Rate Limits

nexusflow controls peak traffic through RPM, TPM, approval flows, async tasks, and a monitoring system. High concurrency is not a single number — it is a combination of rate limits, queues, polling cadence, and model latency.

RPM

Controls request frequency to prevent instantaneous spikes from overwhelming the upstream.

TPM

Limits tokens per minute to prevent long-context traffic from crowding out resources.

Concurrency

Route long tasks through an async queue rather than holding synchronous connections open.

Monitoring

Watch for peak-period degradation via TTFT, success rate, and per-model latency.

Plan Rate Limits

Plan	RPM	TPM	Concurrency	Description
Free	`20`	`40K`	`2`	For personal learning and testing
Developer	`60`	`150K`	`5`	For individual developers and small projects
Team	`200`	`500K`	`20`	For team collaboration and mid-sized apps
Enterprise	`1000`	`2M`	`100`	For large-scale production environments
Custom	`Custom`	`Custom`	`Custom`	Custom limits based on your needs

Model Token Limits

Model	Context Window	Max Input	Max Output
`qwen3-max`	256K	252K	64K
`qwen3.6-max-preview`	256K	256K	64K
`qwen3.6-plus`	1M	1M	64K
`qwen3.6-flash`	1M	1M	64K
`qwen3.5-plus`	1M	1M	64K
`deepseek-v4-pro`	1M	1M	16K
`deepseek-v4-flash`	1M	1M	16K
`deepseek-r1`	64K	64K	8K
`deepseek-v3`	64K	64K	8K

Rate Limit Response Headers

The currently reliable response headers concern remaining quota. More granular headers will depend on what future platform versions expose.

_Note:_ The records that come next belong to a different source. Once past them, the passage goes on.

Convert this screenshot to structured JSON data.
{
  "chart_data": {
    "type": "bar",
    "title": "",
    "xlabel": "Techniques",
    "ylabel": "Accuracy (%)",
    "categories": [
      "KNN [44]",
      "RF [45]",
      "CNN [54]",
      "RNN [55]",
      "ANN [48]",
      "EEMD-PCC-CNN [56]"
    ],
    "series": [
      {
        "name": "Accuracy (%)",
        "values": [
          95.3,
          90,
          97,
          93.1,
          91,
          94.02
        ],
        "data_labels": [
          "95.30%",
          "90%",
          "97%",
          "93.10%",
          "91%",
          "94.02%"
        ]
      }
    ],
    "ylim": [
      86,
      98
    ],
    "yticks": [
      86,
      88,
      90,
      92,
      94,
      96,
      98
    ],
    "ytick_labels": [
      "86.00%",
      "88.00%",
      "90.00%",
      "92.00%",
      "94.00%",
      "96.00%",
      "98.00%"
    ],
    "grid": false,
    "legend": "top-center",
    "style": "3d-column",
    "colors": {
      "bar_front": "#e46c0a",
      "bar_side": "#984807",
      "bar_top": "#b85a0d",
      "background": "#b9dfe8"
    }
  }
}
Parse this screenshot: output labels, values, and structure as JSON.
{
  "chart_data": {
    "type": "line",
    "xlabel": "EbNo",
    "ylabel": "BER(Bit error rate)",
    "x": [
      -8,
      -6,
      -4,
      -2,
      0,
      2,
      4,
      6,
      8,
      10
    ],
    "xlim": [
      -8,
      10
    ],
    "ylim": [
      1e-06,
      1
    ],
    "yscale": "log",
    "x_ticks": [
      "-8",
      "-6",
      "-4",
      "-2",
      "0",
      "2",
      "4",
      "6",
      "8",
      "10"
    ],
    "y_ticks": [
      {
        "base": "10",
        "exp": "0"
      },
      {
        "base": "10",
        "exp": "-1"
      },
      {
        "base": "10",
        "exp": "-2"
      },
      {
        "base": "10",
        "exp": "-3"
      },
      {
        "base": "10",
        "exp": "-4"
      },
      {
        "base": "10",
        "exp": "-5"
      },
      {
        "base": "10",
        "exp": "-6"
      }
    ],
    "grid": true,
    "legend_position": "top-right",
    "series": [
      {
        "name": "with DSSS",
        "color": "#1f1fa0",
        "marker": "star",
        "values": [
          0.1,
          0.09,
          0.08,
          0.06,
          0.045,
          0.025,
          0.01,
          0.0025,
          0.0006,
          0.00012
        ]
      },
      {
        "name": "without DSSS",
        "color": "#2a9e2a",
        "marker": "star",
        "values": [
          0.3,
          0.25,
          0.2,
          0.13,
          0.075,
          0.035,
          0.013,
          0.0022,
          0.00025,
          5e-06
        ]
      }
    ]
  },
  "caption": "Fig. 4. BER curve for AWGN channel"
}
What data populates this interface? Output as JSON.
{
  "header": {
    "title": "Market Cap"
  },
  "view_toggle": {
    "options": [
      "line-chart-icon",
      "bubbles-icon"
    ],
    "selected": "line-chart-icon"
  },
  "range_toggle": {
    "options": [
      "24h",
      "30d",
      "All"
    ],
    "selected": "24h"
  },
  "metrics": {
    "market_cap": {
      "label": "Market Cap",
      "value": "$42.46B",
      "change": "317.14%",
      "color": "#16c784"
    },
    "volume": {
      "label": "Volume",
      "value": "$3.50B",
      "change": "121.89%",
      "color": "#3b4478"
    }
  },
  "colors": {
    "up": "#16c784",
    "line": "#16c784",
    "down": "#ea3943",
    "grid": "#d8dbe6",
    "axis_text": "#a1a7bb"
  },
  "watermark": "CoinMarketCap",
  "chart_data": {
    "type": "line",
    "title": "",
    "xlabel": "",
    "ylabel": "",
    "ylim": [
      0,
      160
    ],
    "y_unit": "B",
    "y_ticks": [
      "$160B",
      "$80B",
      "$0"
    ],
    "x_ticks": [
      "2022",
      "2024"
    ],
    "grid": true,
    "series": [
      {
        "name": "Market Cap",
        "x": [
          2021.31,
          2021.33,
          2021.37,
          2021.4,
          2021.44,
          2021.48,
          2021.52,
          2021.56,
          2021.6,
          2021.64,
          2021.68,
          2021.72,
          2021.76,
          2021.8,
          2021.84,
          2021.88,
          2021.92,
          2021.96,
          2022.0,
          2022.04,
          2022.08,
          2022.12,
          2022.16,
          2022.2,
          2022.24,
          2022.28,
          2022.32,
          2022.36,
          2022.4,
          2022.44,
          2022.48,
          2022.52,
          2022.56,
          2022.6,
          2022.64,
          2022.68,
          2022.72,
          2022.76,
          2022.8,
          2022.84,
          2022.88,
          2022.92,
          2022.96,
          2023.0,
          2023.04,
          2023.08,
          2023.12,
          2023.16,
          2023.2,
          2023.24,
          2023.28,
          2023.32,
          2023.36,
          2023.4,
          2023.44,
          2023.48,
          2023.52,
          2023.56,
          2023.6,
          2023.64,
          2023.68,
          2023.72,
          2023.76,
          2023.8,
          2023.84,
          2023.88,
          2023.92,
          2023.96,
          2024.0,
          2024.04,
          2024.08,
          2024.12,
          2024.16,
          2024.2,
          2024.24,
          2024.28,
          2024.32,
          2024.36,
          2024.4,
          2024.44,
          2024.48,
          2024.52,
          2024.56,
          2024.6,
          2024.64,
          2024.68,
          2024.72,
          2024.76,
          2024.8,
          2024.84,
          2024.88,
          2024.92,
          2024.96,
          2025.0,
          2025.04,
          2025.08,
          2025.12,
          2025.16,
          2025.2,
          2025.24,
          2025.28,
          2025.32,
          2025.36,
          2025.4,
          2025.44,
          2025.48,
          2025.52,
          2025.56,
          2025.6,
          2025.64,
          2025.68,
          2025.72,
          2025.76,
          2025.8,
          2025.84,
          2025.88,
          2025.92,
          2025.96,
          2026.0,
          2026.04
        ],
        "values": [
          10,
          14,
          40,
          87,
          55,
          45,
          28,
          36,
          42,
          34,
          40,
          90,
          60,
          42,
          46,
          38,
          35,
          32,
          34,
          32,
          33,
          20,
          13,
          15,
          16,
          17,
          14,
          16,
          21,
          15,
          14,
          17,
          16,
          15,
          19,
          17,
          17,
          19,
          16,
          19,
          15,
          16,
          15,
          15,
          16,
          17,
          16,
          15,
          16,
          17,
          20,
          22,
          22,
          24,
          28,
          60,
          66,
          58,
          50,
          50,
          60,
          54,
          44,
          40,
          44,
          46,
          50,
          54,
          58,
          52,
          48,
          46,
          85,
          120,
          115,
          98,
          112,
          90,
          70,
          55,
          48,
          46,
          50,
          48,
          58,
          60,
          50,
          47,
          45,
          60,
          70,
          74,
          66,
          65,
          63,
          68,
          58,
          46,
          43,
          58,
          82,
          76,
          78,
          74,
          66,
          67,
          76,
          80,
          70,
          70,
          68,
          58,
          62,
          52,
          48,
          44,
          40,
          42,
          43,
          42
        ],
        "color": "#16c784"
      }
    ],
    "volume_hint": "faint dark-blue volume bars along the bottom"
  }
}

Response Header	Description
`X-RateLimit-Remaining`	Remaining request quota visible to the current request path
`Retry-After`	Recommended wait time in seconds when rate-limited; clients should use exponential backoff

High-Concurrency Recommendations

Separate sync and async

Route chat through `/v1/chat/completions` and image / video through `/v1/tasks` to keep long tasks off the synchronous path.

Back off when polling

Do not poll task status too frequently; use a fixed 3-5 second interval or exponential backoff to reduce amplification.

Watch degradation on the monitoring page

Track request volume, TTFT, success rate, and per-model latency to tell whether you are approaching the capacity ceiling.

Degrade gracefully on your side

During peaks, switch to faster models first, or reduce max_tokens and long-context usage.